Bir konuda varolan endişelerim son haftalardaki gelişmelerden sonar daha bir rahatsız edici olmaya başladı.Takımı gençleştirmek iyi güzel de, bunu tümüyle ve böylesine hızlı yapmak biraz riskli gibi olabilirdi. Nitekim; 2020 Avrupa Uluslar Kupası, yeni statüsüyle
B ligi elemelerinde grubumuzda pek istediğimiz başarıyı yakalayamadık. Gençleştirmek güzel de; Ulusal Takımımız, çoğunluğu kendi kulüp takımlarında oynayamayan, yeterince süre alamayan futbolcuların ağırlıkta olduğu bir Ulusal Takım’a dönüştü.

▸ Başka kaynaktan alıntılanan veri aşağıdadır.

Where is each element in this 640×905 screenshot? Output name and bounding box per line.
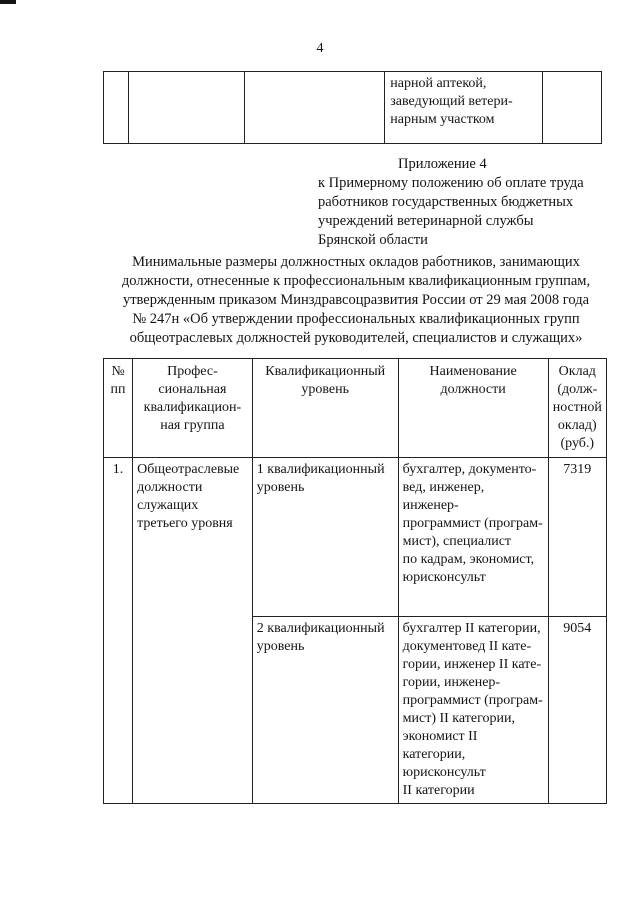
header-position: Наименование должности [398, 359, 548, 458]
appendix-block [318, 155, 584, 250]
salary-cell: 9054 [548, 617, 606, 804]
position-cell: нарной аптекой, заведующий ветери- нарным участком [385, 72, 543, 144]
continuation-table [103, 71, 602, 144]
group-name: Общеотраслевые должности служащих третьего уровня [133, 458, 253, 804]
heading-line: № 247н «Об утверждении профессиональных квалификационных групп [132, 311, 580, 327]
header-level: Квалификационный уровень [252, 359, 398, 458]
header-group: Профес- сиональная квалификацион- ная группа [133, 359, 253, 458]
positions-cell: бухгалтер II категории, документовед II кате- гории, инженер II кате- гории, инженер- программист (програм- мист) II категории, экономист II категории, юрисконсульт II категории [398, 617, 548, 804]
level-cell: 1 квалификационный уровень [252, 458, 398, 617]
page-number: 4 [316, 41, 324, 56]
header-number: № пп [104, 359, 133, 458]
appendix-line: учреждений ветеринарной службы [318, 213, 534, 229]
table-header-row [104, 359, 607, 458]
level-cell: 2 квалификационный уровень [252, 617, 398, 804]
heading-line: должности, отнесенные к профессиональным квалификационным группам, [121, 273, 591, 289]
appendix-line: Брянской области [318, 232, 428, 248]
empty-cell [128, 72, 244, 144]
row-number: 1. [104, 458, 133, 804]
heading-line: утвержденным приказом Минздравсоцразвития России от 29 мая 2008 года [122, 292, 590, 308]
heading-line: Минимальные размеры должностных окладов работников, занимающих [132, 254, 580, 270]
empty-cell [543, 72, 602, 144]
empty-cell [104, 72, 129, 144]
table-row [104, 72, 602, 144]
document-heading [108, 253, 604, 348]
scan-corner-mark [0, 0, 16, 4]
table-row [104, 458, 607, 617]
empty-cell [244, 72, 385, 144]
salary-table [103, 358, 607, 804]
salary-cell: 7319 [548, 458, 606, 617]
appendix-line: к Примерному положению об оплате труда [318, 175, 584, 191]
appendix-title: Приложение 4 [398, 156, 487, 172]
appendix-line: работников государственных бюджетных [318, 194, 574, 210]
header-salary: Оклад (долж- ностной оклад) (руб.) [548, 359, 606, 458]
heading-line: общеотраслевых должностей руководителей, специалистов и служащих» [129, 330, 583, 346]
positions-cell: бухгалтер, документо- вед, инженер, инженер- программист (програм- мист), специалист по кадрам, экономист, юрисконсульт [398, 458, 548, 617]
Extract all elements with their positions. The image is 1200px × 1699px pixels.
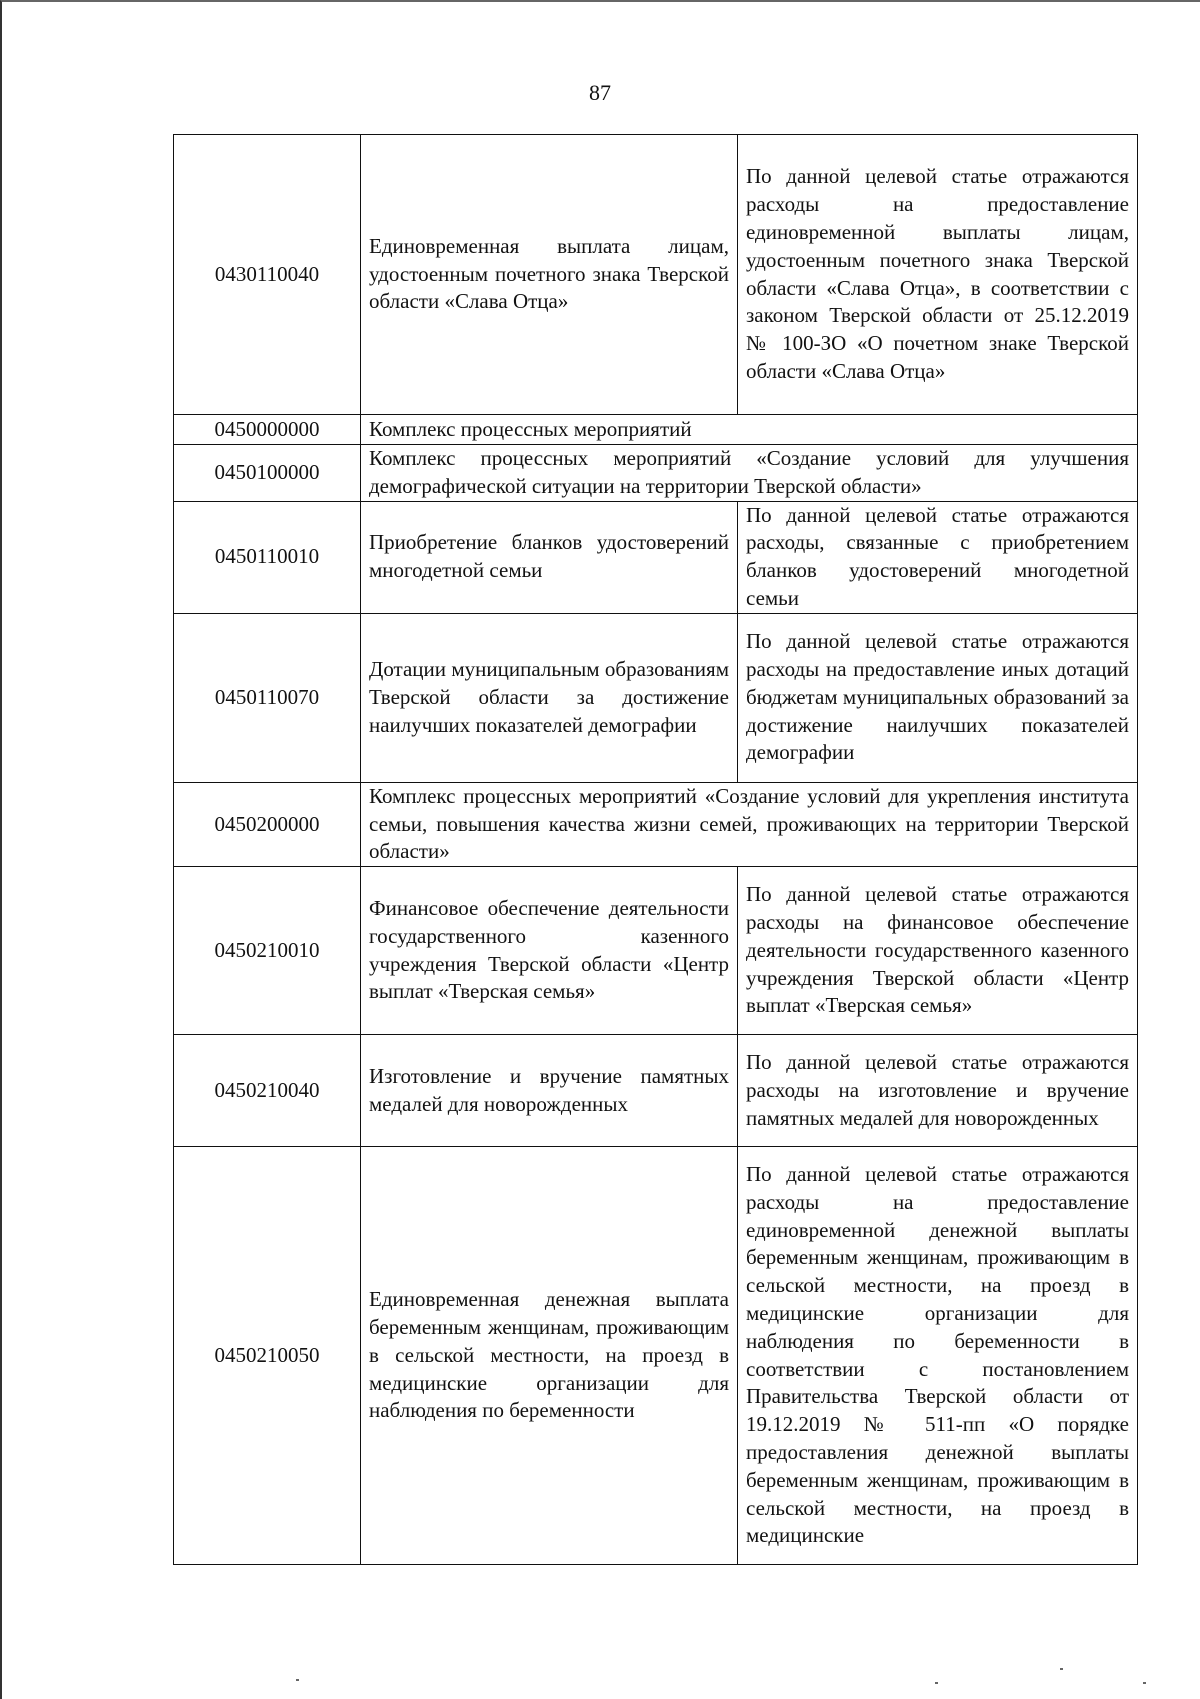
scan-speck xyxy=(935,1682,938,1684)
code-cell: 0430110040 xyxy=(174,135,361,415)
code-cell: 0450000000 xyxy=(174,415,361,445)
code-cell: 0450110070 xyxy=(174,613,361,782)
description-cell: По данной целевой статье отражаются расходы на предоставление единовременной денежной выплаты беременным женщинам, проживающим в сельской местности, на проезд в медицинские организации для наблюдения по беременности в соответствии с постановлением Правительства Тверской области от 19.12.2019 № 511-пп «О порядке предоставления денежной выплаты беременным женщинам, проживающим в сельской местности, на проезд в медицинские xyxy=(738,1147,1138,1565)
table-row xyxy=(174,415,1138,445)
scan-speck xyxy=(1143,1682,1146,1684)
table-row xyxy=(174,445,1138,502)
name-cell: Дотации муниципальным образованиям Тверской области за достижение наилучших показателей демографии xyxy=(361,613,738,782)
table-row xyxy=(174,501,1138,613)
code-cell: 0450110010 xyxy=(174,501,361,613)
section-title-cell: Комплекс процессных мероприятий xyxy=(361,415,1138,445)
code-cell: 0450210010 xyxy=(174,867,361,1035)
table-row xyxy=(174,135,1138,415)
name-cell: Финансовое обеспечение деятельности государственного казенного учреждения Тверской области «Центр выплат «Тверская семья» xyxy=(361,867,738,1035)
code-cell: 0450210040 xyxy=(174,1035,361,1147)
name-cell: Единовременная выплата лицам, удостоенным почетного знака Тверской области «Слава Отца» xyxy=(361,135,738,415)
code-cell: 0450100000 xyxy=(174,445,361,502)
table-row xyxy=(174,782,1138,866)
code-cell: 0450210050 xyxy=(174,1147,361,1565)
table-row xyxy=(174,867,1138,1035)
code-cell: 0450200000 xyxy=(174,782,361,866)
description-cell: По данной целевой статье отражаются расходы на финансовое обеспечение деятельности государственного казенного учреждения Тверской области «Центр выплат «Тверская семья» xyxy=(738,867,1138,1035)
description-cell: По данной целевой статье отражаются расходы на предоставление иных дотаций бюджетам муниципальных образований за достижение наилучших показателей демографии xyxy=(738,613,1138,782)
description-cell: По данной целевой статье отражаются расходы, связанные с приобретением бланков удостоверений многодетной семьи xyxy=(738,501,1138,613)
name-cell: Изготовление и вручение памятных медалей для новорожденных xyxy=(361,1035,738,1147)
name-cell: Приобретение бланков удостоверений многодетной семьи xyxy=(361,501,738,613)
scan-speck xyxy=(296,1679,299,1681)
page-number: 87 xyxy=(589,80,611,105)
table-row xyxy=(174,1035,1138,1147)
budget-classification-table xyxy=(173,134,1138,1565)
scan-speck xyxy=(1060,1668,1063,1670)
description-cell: По данной целевой статье отражаются расходы на предоставление единовременной выплаты лицам, удостоенным почетного знака Тверской области «Слава Отца», в соответствии с законом Тверской области от 25.12.2019 № 100-ЗО «О почетном знаке Тверской области «Слава Отца» xyxy=(738,135,1138,415)
description-cell: По данной целевой статье отражаются расходы на изготовление и вручение памятных медалей для новорожденных xyxy=(738,1035,1138,1147)
table-row xyxy=(174,613,1138,782)
section-title-cell: Комплекс процессных мероприятий «Создание условий для улучшения демографической ситуации на территории Тверской области» xyxy=(361,445,1138,502)
name-cell: Единовременная денежная выплата беременным женщинам, проживающим в сельской местности, на проезд в медицинские организации для наблюдения по беременности xyxy=(361,1147,738,1565)
table-row xyxy=(174,1147,1138,1565)
section-title-cell: Комплекс процессных мероприятий «Создание условий для укрепления института семьи, повышения качества жизни семей, проживающих на территории Тверской области» xyxy=(361,782,1138,866)
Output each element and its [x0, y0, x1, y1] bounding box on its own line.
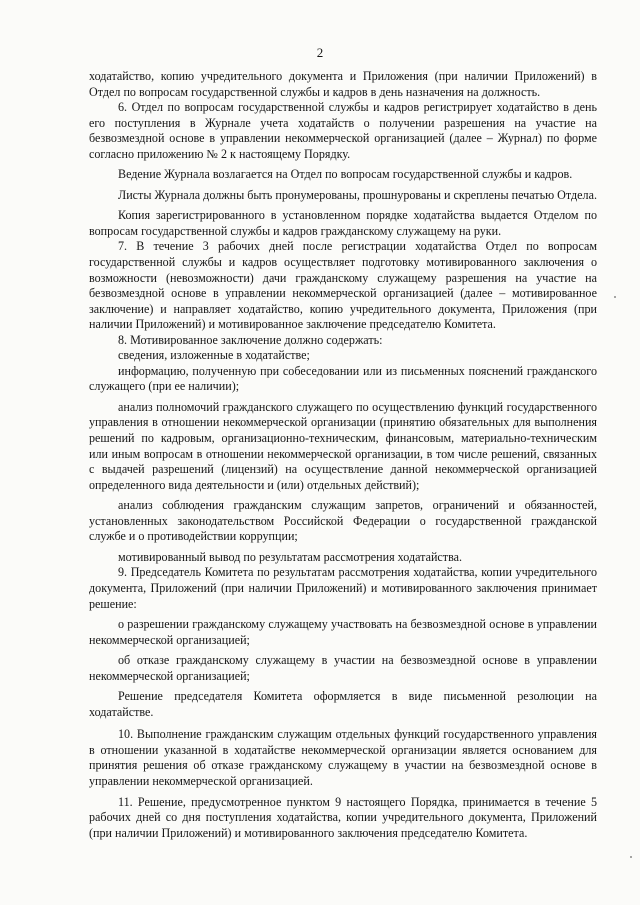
list-item-conclusion: мотивированный вывод по результатам рассмотрения ходатайства. [118, 549, 463, 564]
paragraph-item-9: 9. Председатель Комитета по результатам рассмотрения ходатайства, копии учредительного документа, Приложений (при наличии Приложений) и мотивированного заключения принимает решение: [89, 565, 597, 611]
paragraph-continuation: ходатайство, копию учредительного документа и Приложения (при наличии Приложений) в Отдел по вопросам государственной службы и кадров в день назначения на должность. [89, 69, 597, 99]
paragraph-copy-issue: Копия зарегистрированного в установленном порядке ходатайства выдается Отделом по вопросам государственной службы и кадров гражданскому служащему на руки. [89, 208, 597, 238]
paragraph-item-7: 7. В течение 3 рабочих дней после регистрации ходатайства Отдел по вопросам государственной службы и кадров осуществляет подготовку мотивированного заключения о возможности (невозможности) дачи гражданскому служащему разрешения на участие на безвозмездной основе в управлении некоммерческой организацией (далее – мотивированное заключение) и направляет ходатайство, копию учредительного документа, Приложения (при наличии Приложений) и мотивированное заключение председателю Комитета. [89, 239, 597, 332]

Böyle bir takımda; turnuva tecrübesi olan ve sahadaki genç ekibe ağabeylik yapabilecek futbolculara da ihtiyaç olduğu biraz göz ardı edildi gibi. Bu, özellikle deplasmanda oynadığımız ve 2-0 kaybettiğimiz Rusya karşılaşmasında çok daha öne çıkan bir durumdu. Nitekim, Teknik Sorumlu Lucescu, başarı için bu genç ekibin daha zamana ihtiyacı olduğunu dile getirirken başka bir konuyu da vurguladı; “Bu genç futbolcuların bir çoğu kendi takımlarında oynama süresi alamıyorlar. Öncelikle bunu sağlamalıyız”. Bu konuda Lucescu’ya hak vermek lazım.
Ama Lucescu da gençleştirme konusunda çok da aceleci davranmamalı. Takımı oluştururken bu ligin tecrübelilerini gençlerle kaynaştıracak bir kadroyu tercih etmeli.
Şimdlik, yakalanmış olan, gelecek vaad eden genç kuşağın deneyim kazanması için yapılması gereken bu gibi. Yoksa tekrarlanan başarısızlıklarda bu gençleri kaybederiz.